Question de Mme OLLIVIER Mathilde (Français établis hors de France - GEST) publiée le 05/02/2026

Mme Mathilde Ollivier attire l'attention de M. le ministre de l'Europe et des affaires étrangères sur les dysfonctionnements constatés dans la mise en oeuvre de la protection sociale complémentaire (PSC) pour les agents du ministère et les personnels détachés auprès de l'Agence pour l'enseignement français à l'étranger depuis le 1er janvier.

Dès novembre 2025, de nombreux agents ont fait état de difficultés lors du parcours d'adhésion. Depuis le 1er janvier, ces difficultés se sont amplifiées avec des retards importants voire des impossibilités d'accès aux remboursements, ainsi qu'une communication erratique entre les organismes, d'autant que la multiplication des plateformes oblige désormais à jongler entre trois interfaces au lieu d'une précédemment. Cette fragmentation génère une complexité considérable.

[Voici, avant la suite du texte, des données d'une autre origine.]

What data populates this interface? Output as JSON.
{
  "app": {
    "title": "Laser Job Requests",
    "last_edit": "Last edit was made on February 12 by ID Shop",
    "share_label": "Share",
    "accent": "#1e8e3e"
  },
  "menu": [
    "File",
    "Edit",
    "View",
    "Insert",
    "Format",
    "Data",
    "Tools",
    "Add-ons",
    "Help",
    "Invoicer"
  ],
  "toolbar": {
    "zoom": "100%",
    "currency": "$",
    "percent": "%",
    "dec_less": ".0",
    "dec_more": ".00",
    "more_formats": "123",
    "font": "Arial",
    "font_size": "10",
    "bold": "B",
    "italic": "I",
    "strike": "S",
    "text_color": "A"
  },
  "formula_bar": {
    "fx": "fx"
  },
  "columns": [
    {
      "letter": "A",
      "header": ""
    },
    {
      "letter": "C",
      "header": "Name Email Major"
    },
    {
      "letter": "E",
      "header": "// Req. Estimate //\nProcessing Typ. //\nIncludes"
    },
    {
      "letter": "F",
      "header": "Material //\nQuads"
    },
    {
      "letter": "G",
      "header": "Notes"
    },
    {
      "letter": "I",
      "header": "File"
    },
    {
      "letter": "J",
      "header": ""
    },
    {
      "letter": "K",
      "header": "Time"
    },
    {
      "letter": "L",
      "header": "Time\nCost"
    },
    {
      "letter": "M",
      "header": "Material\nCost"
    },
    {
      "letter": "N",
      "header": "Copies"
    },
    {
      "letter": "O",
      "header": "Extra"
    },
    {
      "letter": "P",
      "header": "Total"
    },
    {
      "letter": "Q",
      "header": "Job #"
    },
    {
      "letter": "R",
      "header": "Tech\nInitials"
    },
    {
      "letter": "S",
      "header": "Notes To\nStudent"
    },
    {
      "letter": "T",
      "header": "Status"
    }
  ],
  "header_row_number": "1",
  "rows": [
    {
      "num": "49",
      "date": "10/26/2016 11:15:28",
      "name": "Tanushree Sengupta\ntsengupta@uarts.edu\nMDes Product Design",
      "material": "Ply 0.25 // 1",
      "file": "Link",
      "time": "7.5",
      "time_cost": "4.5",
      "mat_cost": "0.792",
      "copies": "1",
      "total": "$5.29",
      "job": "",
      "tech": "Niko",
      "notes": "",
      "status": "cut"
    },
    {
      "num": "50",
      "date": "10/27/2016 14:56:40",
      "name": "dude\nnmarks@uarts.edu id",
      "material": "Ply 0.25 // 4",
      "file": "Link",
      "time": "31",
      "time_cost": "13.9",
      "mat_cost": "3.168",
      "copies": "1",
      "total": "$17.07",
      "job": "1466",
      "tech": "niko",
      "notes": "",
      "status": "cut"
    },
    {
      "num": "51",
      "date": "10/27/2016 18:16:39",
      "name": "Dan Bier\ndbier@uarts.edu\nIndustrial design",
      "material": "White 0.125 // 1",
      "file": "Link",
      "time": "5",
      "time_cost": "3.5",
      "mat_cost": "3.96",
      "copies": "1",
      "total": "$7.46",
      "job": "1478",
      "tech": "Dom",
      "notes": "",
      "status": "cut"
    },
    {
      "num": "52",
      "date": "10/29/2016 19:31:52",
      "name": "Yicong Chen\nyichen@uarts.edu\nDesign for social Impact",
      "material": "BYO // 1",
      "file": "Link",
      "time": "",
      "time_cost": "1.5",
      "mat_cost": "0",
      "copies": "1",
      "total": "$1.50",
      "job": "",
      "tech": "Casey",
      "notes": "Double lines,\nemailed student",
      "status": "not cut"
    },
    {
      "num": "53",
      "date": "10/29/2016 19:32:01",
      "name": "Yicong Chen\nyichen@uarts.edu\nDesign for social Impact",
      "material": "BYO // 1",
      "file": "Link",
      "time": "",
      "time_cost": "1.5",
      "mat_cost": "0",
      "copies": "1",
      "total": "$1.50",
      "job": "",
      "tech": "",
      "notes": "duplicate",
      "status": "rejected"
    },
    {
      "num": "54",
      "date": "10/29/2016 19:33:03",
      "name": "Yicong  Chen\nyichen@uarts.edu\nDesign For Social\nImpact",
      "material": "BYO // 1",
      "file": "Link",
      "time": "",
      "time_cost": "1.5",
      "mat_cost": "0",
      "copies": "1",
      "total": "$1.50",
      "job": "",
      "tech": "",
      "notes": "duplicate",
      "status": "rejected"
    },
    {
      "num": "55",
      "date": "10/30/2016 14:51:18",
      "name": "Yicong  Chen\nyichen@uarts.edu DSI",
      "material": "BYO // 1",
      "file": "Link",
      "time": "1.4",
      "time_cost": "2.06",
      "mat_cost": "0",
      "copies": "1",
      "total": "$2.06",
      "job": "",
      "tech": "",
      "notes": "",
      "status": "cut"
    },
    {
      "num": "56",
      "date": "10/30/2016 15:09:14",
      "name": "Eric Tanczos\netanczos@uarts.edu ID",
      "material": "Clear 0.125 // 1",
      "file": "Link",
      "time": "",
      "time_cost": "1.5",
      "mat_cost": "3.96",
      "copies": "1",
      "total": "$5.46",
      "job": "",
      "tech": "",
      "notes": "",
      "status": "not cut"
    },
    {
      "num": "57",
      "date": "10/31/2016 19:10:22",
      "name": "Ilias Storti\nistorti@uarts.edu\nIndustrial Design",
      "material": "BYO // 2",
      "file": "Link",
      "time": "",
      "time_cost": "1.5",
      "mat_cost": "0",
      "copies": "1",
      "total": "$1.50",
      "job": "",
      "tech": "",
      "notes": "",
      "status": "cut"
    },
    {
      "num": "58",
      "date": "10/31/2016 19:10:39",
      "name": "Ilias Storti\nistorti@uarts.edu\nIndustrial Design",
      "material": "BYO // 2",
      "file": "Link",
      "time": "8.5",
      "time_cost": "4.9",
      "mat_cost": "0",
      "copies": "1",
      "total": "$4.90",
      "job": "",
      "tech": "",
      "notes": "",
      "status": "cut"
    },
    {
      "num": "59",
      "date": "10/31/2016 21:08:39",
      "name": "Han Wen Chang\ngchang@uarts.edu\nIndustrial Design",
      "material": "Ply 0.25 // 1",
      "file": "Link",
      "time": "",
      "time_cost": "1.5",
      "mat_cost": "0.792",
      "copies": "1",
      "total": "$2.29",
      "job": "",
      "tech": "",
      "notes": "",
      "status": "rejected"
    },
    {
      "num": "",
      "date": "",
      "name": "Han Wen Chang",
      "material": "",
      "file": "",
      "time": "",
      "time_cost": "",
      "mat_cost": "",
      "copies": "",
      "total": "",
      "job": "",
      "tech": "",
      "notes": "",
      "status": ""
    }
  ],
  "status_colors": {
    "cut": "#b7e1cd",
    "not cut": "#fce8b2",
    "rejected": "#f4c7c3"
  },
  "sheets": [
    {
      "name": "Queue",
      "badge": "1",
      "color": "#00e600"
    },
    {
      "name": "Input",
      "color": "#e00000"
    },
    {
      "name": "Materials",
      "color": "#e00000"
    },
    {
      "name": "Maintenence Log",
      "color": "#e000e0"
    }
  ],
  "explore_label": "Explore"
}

L'accès aux remboursements est particulièrement problématique. L'obligation de créer un compte Ameli conditionnée à la mise à jour d'une carte vitale rend les démarches impossibles depuis l'étranger. Par ailleurs, les limitations imposées par la Caisse nationale d'assurance maladie, notamment le plafonnement à deux demandes tous les quinze jours, sont inadaptées aux réalités de l'étranger et pénalisent les agents en congé maladie, en congé maternité ou confrontés à des soins lourds.

Ces dysfonctionnements s'ajoutent à une dégradation substantielle de la protection elle-même. La limitation de la prise en charge à 90 % des frais, y compris en cas d'hospitalisation, constitue une régression par rapport aux dispositifs antérieurs. Dans de nombreux pays où les coûts médicaux dépassent largement ceux pratiqués en France, ce plafonnement engendre des restes à charge exorbitants, au point que certains agents reconsidèrent leur maintien en poste. Cette situation est aggravée par l'augmentation significative du coût des cotisations pour les ayants droit et par l'absence d'offre collective adaptée à l'étranger. S'agissant spécifiquement de l'AEFE, cette mise en oeuvre intervient dans un contexte budgétaire déjà contraint, marqué par une baisse de 4,5 millions d'euros de l'indemnité spécifique de vie locale votée au conseil d'administration de décembre 2025.

Il convient de rappeler que le contrat conclu avec la mutuelle générale de l'éducation nationale (MGEN) - mutuelle des affaires étrangères et européennes (MAEE) l'a été pour une durée de trois ans, renouvelable une fois, et que si une renégociation du taux de prise en charge est théoriquement possible en 2028, cette échéance apparaît bien lointaine au regard de l'urgence des difficultés rencontrées par les agents actuellement. Ces dysfonctionnements cumulés placent de nombreux agents et leurs familles dans une situation d'insécurité sanitaire et financière. Ils fragilisent l'attractivité des postes et menacent le fonctionnement de services essentiels, notamment les services consulaires et le réseau d'enseignement français. Les difficultés rencontrées par les agents risquent d'avoir des conséquences durables sur leur engagement et leur mobilité.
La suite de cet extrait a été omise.